# "being w/ you is like having to eat spaghetti everynight for the rest of my life" WTH



## y_mee404 (May 11, 2010)

*"being w/ you is like having to eat spaghetti everynight for the rest of my life" WTH*

I'll try to be short & to the point...my husband and I have been married for almost 9 years, i'm 31 and he's 32. We have 3 kids, ages 7, 5, and 2 1/2. We're very stable financially, live in a great home, take wonderful vacations, etc...and basically we have that picture perfect American Dream to those on the outside. Behind the scenes we're either arguing about everything or just down right indifferent. We are more like roomates or strangers in the night than a couple and we're really not compatible, we don't find the same things funny, very different boundaries, i'm pretty uptight & he's a free spirit. Our interactions revolve around the kids or current events...nothing intimate or really loving. He's been unfaithful before, we've gone to counseling, and confided in our parents who also gave advice. But nothing has worked to repair the relationship itself, we're just in a boring, monotonous, sexless marriage (1-2x's every couple months). So during one of our usual "talks" today he confessed that he's not being unfaithful b/c of a committment he made to God after cheating, but he's not "in love" with me, he doesn't view me sexually, and he basically gets sick at the thought that he has to be w/ the same one woman forever...and likened it to eating spaghetti everyday for the rest of your life. He also said he loves the kids and loves me "as a person" but I just don't "do it for him" anymore...he's bored and feels restricted. He said he knows will be married for at least the next 16 years (until our youngest son turns 18), after that there are "no guarantees". He "understands" if I can't accept this, apologizes but must be honest, he will "support" me in whatever i decide to do. But for him this is merely a sentence that he must do and "play the cards" he dealt himself. How the hell do you react to that? I was speechless. I'm still at a loss for words. I don't know what I can do to salvage my marriage...I'm physically fit, have a great career, do things/take classes to remain interesting (dance, cooking, etc...), i'm a great mom & i think i'm a good wife. The bottom line is he really doesn't want a wife anymore, now that he's successful and can have women that weren't even an option to him 10 years ago when we met or has enough money to hang w/ the "big boys" now, he feels like he's missing out. Please help


----------



## cb45 (Oct 2, 2009)

*Re: "being w/ you is like having to eat spaghetti everynight for the rest of my life"*

am sure theres more but......dont worry.......
he'll get his comeuppance!

get counseling w/ him there. maybe it'll help.

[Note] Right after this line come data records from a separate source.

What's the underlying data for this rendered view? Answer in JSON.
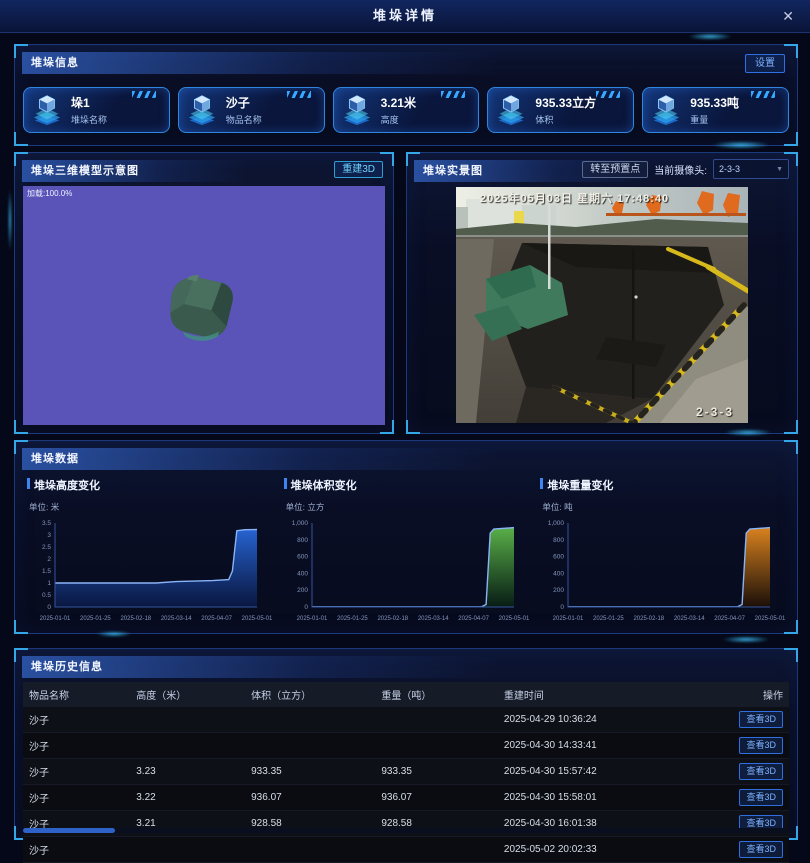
{
  "header": {
    "title": "堆垛详情",
    "close_icon": "✕"
  },
  "info_panel": {
    "title": "堆垛信息",
    "settings_button": "设置",
    "cards": [
      {
        "value": "垛1",
        "label": "堆垛名称",
        "icon": "stack-name-icon"
      },
      {
        "value": "沙子",
        "label": "物品名称",
        "icon": "goods-name-icon"
      },
      {
        "value": "3.21米",
        "label": "高度",
        "icon": "height-icon"
      },
      {
        "value": "935.33立方",
        "label": "体积",
        "icon": "volume-icon"
      },
      {
        "value": "935.33吨",
        "label": "重量",
        "icon": "weight-icon"
      }
    ]
  },
  "model_panel": {
    "title": "堆垛三维模型示意图",
    "rebuild_button": "重建3D",
    "loading_text": "加载:100.0%"
  },
  "camera_panel": {
    "title": "堆垛实景图",
    "preset_button": "转至预置点",
    "camera_label": "当前摄像头:",
    "camera_value": "2-3-3",
    "osd_timestamp": "2025年05月03日 星期六 17:48:40",
    "osd_camera_id": "2-3-3"
  },
  "data_panel": {
    "title": "堆垛数据"
  },
  "chart_data": [
    {
      "type": "area",
      "title": "堆垛高度变化",
      "unit_label": "单位: 米",
      "ylim": [
        0,
        3.5
      ],
      "yticks": [
        {
          "v": 0,
          "label": "0"
        },
        {
          "v": 0.5,
          "label": "0.5"
        },
        {
          "v": 1,
          "label": "1"
        },
        {
          "v": 1.5,
          "label": "1.5"
        },
        {
          "v": 2,
          "label": "2"
        },
        {
          "v": 2.5,
          "label": "2.5"
        },
        {
          "v": 3,
          "label": "3"
        },
        {
          "v": 3.5,
          "label": "3.5"
        }
      ],
      "x": [
        "2025-01-01",
        "2025-01-25",
        "2025-02-18",
        "2025-03-14",
        "2025-04-07",
        "2025-05-01"
      ],
      "points": [
        [
          0,
          1.0
        ],
        [
          0.5,
          1.0
        ],
        [
          0.6,
          1.06
        ],
        [
          0.78,
          1.1
        ],
        [
          0.86,
          1.14
        ],
        [
          0.878,
          1.5
        ],
        [
          0.9,
          3.18
        ],
        [
          0.94,
          3.22
        ],
        [
          1,
          3.23
        ]
      ],
      "line_color": "#8ab4f8",
      "fill_top": "rgba(43,111,232,0.95)",
      "fill_bottom": "rgba(10,25,70,0.85)",
      "legend_position": "none",
      "grid": false
    },
    {
      "type": "area",
      "title": "堆垛体积变化",
      "unit_label": "单位: 立方",
      "ylim": [
        0,
        1000
      ],
      "yticks": [
        {
          "v": 0,
          "label": "0"
        },
        {
          "v": 200,
          "label": "200"
        },
        {
          "v": 400,
          "label": "400"
        },
        {
          "v": 600,
          "label": "600"
        },
        {
          "v": 800,
          "label": "800"
        },
        {
          "v": 1000,
          "label": "1,000"
        }
      ],
      "x": [
        "2025-01-01",
        "2025-01-25",
        "2025-02-18",
        "2025-03-14",
        "2025-04-07",
        "2025-05-01"
      ],
      "points": [
        [
          0,
          2
        ],
        [
          0.84,
          2
        ],
        [
          0.862,
          30
        ],
        [
          0.882,
          880
        ],
        [
          0.9,
          928
        ],
        [
          1,
          945
        ]
      ],
      "line_color": "#8ab4f8",
      "fill_top": "rgba(99,194,78,0.95)",
      "fill_bottom": "rgba(8,30,20,0.9)",
      "legend_position": "none",
      "grid": false
    },
    {
      "type": "area",
      "title": "堆垛重量变化",
      "unit_label": "单位: 吨",
      "ylim": [
        0,
        1000
      ],
      "yticks": [
        {
          "v": 0,
          "label": "0"
        },
        {
          "v": 200,
          "label": "200"
        },
        {
          "v": 400,
          "label": "400"
        },
        {
          "v": 600,
          "label": "600"
        },
        {
          "v": 800,
          "label": "800"
        },
        {
          "v": 1000,
          "label": "1,000"
        }
      ],
      "x": [
        "2025-01-01",
        "2025-01-25",
        "2025-02-18",
        "2025-03-14",
        "2025-04-07",
        "2025-05-01"
      ],
      "points": [
        [
          0,
          2
        ],
        [
          0.84,
          2
        ],
        [
          0.862,
          30
        ],
        [
          0.882,
          880
        ],
        [
          0.9,
          928
        ],
        [
          1,
          945
        ]
      ],
      "line_color": "#8ab4f8",
      "fill_top": "rgba(240,144,32,0.95)",
      "fill_bottom": "rgba(30,16,6,0.9)",
      "legend_position": "none",
      "grid": false
    }
  ],
  "history_panel": {
    "title": "堆垛历史信息",
    "columns": [
      "物品名称",
      "高度（米）",
      "体积（立方）",
      "重量（吨）",
      "重建时间",
      "操作"
    ],
    "action_label": "查看3D",
    "rows": [
      {
        "name": "沙子",
        "height": "",
        "volume": "",
        "weight": "",
        "time": "2025-04-29 10:36:24"
      },
      {
        "name": "沙子",
        "height": "",
        "volume": "",
        "weight": "",
        "time": "2025-04-30 14:33:41"
      },
      {
        "name": "沙子",
        "height": "3.23",
        "volume": "933.35",
        "weight": "933.35",
        "time": "2025-04-30 15:57:42"
      },
      {
        "name": "沙子",
        "height": "3.22",
        "volume": "936.07",
        "weight": "936.07",
        "time": "2025-04-30 15:58:01"
      },
      {
        "name": "沙子",
        "height": "3.21",
        "volume": "928.58",
        "weight": "928.58",
        "time": "2025-04-30 16:01:38"
      },
      {
        "name": "沙子",
        "height": "",
        "volume": "",
        "weight": "",
        "time": "2025-05-02 20:02:33"
      }
    ]
  },
  "colors": {
    "accent_blue": "#2f6fe0",
    "corner_cyan": "#35a6e8",
    "model_viewport_purple": "#5a54b8",
    "chart_line": "#8ab4f8"
  }
}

peace----------------------------------------cb45


----------



## sisters359 (Apr 9, 2009)

*Re: "being w/ you is like having to eat spaghetti everynight for the rest of my life"*

Why the heck would you want to be with HIM? Sounds like he's a total loser, frankly, with no respect for women, wanting to tap some hot A$$ because he thinks he's so much "better" now. With an attitude like his, he'll end up with some STDs and other things that will either make him wake up and realize what a loser he's become, or he'll be miserable most of the time while still trying to be the playboy and looking pathetic to everyone around him. 

Counseling might help, so it is worth a try--maybe he'll snap out of this before any further damage is done. But if not, just be thankful you have a chance to dump him before he gives you an STD or exposes your kids too long to living a lie (the marriage, with him cheating or the marriage being empty). Good luck.


----------



## sparkle4 (Jun 12, 2010)

*Re: "being w/ you is like having to eat spaghetti everynight for the rest of my life"*

I dont have a lot of advice, but I can relate to what you are saying. My husband once compared me to ice cream saying he loves chocolate but once in a while he would like vanilla. I dont know what they are thinking, being so full of themselves. I will tell you that over the years 16 yrs together 11 married my husband has also told me he is not in love with me and later has been in love with me. I think it comes and goes, for us anyway. I think as long as he is so closed minded about it there is not much you can do.


----------